There are few things in life more satisfying that a good shave. Feeling your baby soft skin is great, but sometimes it doesn’t always work out this way. When not performed properly, wet shaving can create nasty and painful razor burn. It’s the arch enemy of shaving. The painful burning lesions don’t only feel awful but look terrible. However by following a few simple steps this absolute nightmare can be avoided.
Soften the Hair
Just like when getting your haircut at the salon, it’s much easier to cut wet hair then dry hair. The best time to shave is just after taking a bath or shower, when your beard will have been exposed to a lot of steam, making it soft and easy to cut. To maintain the high levels of moisture throughout the shave always use a shaving foam or cream. If you want extra gold stars then you can even use some conditioner on your beard in the shower just to give it that extra level of softness.

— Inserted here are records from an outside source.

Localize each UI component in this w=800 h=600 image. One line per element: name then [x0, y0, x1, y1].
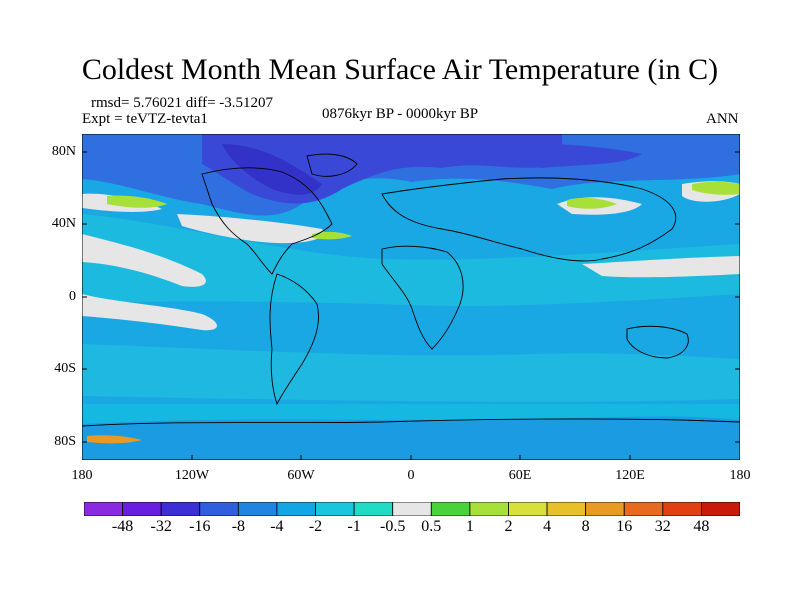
- colorbar-level-label: -48: [111, 518, 134, 535]
- colorbar-box: [84, 502, 123, 516]
- season-text: ANN: [706, 111, 739, 127]
- colorbar-level-label: 0.5: [421, 518, 442, 535]
- colorbar-level-label: 8: [581, 518, 590, 535]
- lat-label-40s: 40S: [54, 361, 76, 376]
- colorbar-box: [623, 502, 664, 516]
- colorbar-box: [430, 502, 471, 516]
- lat-label-80n: 80N: [51, 144, 76, 159]
- colorbar: [84, 502, 740, 516]
- lon-label-60e: 60E: [508, 468, 532, 483]
- colorbar-box: [392, 502, 432, 516]
- colorbar-level-label: 48: [693, 518, 710, 535]
- colorbar-level-label: 1: [465, 518, 474, 535]
- lon-label-180e: 180: [729, 468, 751, 483]
- colorbar-box: [237, 502, 278, 516]
- colorbar-level-label: -0.5: [380, 518, 406, 535]
- lat-label-40n: 40N: [51, 216, 76, 231]
- colorbar-box: [585, 502, 625, 516]
- lat-label-80s: 80S: [54, 434, 76, 449]
- colorbar-level-label: 16: [616, 518, 633, 535]
- colorbar-box: [546, 502, 587, 516]
- map-title: Coldest Month Mean Surface Air Temperatu…: [81, 53, 719, 86]
- lon-label-120w: 120W: [174, 468, 210, 483]
- colorbar-box: [199, 502, 239, 516]
- colorbar-level-label: 4: [543, 518, 552, 535]
- colorbar-box: [662, 502, 702, 516]
- colorbar-box: [160, 502, 201, 516]
- colorbar-level-label: -16: [189, 518, 211, 535]
- lon-label-180w: 180: [71, 468, 93, 483]
- colorbar-box: [353, 502, 394, 516]
- colorbar-box: [276, 502, 316, 516]
- map-plot: [82, 134, 740, 460]
- lon-label-0: 0: [407, 468, 415, 483]
- lat-label-0: 0: [69, 289, 76, 304]
- colorbar-box: [122, 502, 162, 516]
- colorbar-box: [701, 502, 740, 516]
- colorbar-level-label: -8: [231, 518, 246, 535]
- colorbar-box: [469, 502, 509, 516]
- colorbar-level-label: 2: [504, 518, 513, 535]
- colorbar-level-label: 32: [654, 518, 671, 535]
- colorbar-level-label: -4: [270, 518, 284, 535]
- lon-label-120e: 120E: [615, 468, 645, 483]
- colorbar-level-label: -32: [150, 518, 172, 535]
- colorbar-box: [508, 502, 548, 516]
- colorbar-level-label: -1: [347, 518, 361, 535]
- colorbar-box: [315, 502, 355, 516]
- experiment-text: Expt = teVTZ-tevta1: [82, 111, 208, 127]
- period-text: 0876kyr BP - 0000kyr BP: [322, 106, 479, 122]
- stats-text: rmsd= 5.76021 diff= -3.51207: [91, 95, 274, 111]
- colorbar-level-label: -2: [308, 518, 323, 535]
- lon-label-60w: 60W: [287, 468, 315, 483]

It might not sound like a word you normally hear being thrown around the rugby pitch, but exfoliating is a great way to improve your shave. Use a facial scrub or a chemical exfoliant to remove dead layers of skin and draw out those annoying ingrown hairs that spoil a clean shave. You’ll be amazed at how fresh you feel afterwards, and how much less of a razor burn you’d get.
Turn Back the Clocks
When you are lathering up with the shaving foam or cream that we mentioned earlier, try and do so with an older school badger brush — the type that you would find in any barbers worth its salt. The badger brush may make you think of your Grandad, but it’s with good reason they have been around for so long, they are the best way to get the shaving cream up under every little hair, making them much easier to remove afterwards.
Pick the Right Razor
I know you see ad after ad telling you how many blades is optimal for a razor. First two, then three, then 500, but in all honesty you don’t really need more than one. I mean, once you’ve cut the hair, you’ve cut the hair. If you’re somebody who is finding your skin irritated after each shave then it might be because of the razor overkill – too many blades being drawn across the skin, messing it up.
…and Look After It
Once you’ve found your new toy, make sure you look after it by drying it off at the end of every shave — this will keep it from blunting and result in a much better shave. It’s also best to keep it sterile to avoid infection in the (albeit now hopefully much less likely) chance you cut yourself. Try cleaning it with alcohol.
Shave With the Grain
This must be the first thing that all barbers learn, just like how a Swedish masseuse learns to direct their work towards the heart. It might be tempting to shave against the grain, but just because you can hear a louder scratching noise, don’t think that a deeper shave is being achieved! Going against the grain is likely to cause intense irritation, ingrown hairs, a bad razor burn and a very unhappy you. Go with the grain, and your chances of burn are reduced hundred fold.
Last But Not Least
Rinse your face off with nice cold water when you’re finished. The cold water helps to close your pores up and reduces the chance that you will develop ingrown hairs. It also helps to wake you up if this shave is happening at ungodly o’clock. Then apply a little face balm or moisturiser to soothe the skin, I mean, you’ve just finished pulling sharp metal across it, so no matter how careful you’ve been, it’s going to be a little unhappy with you. Try something with aloe vera.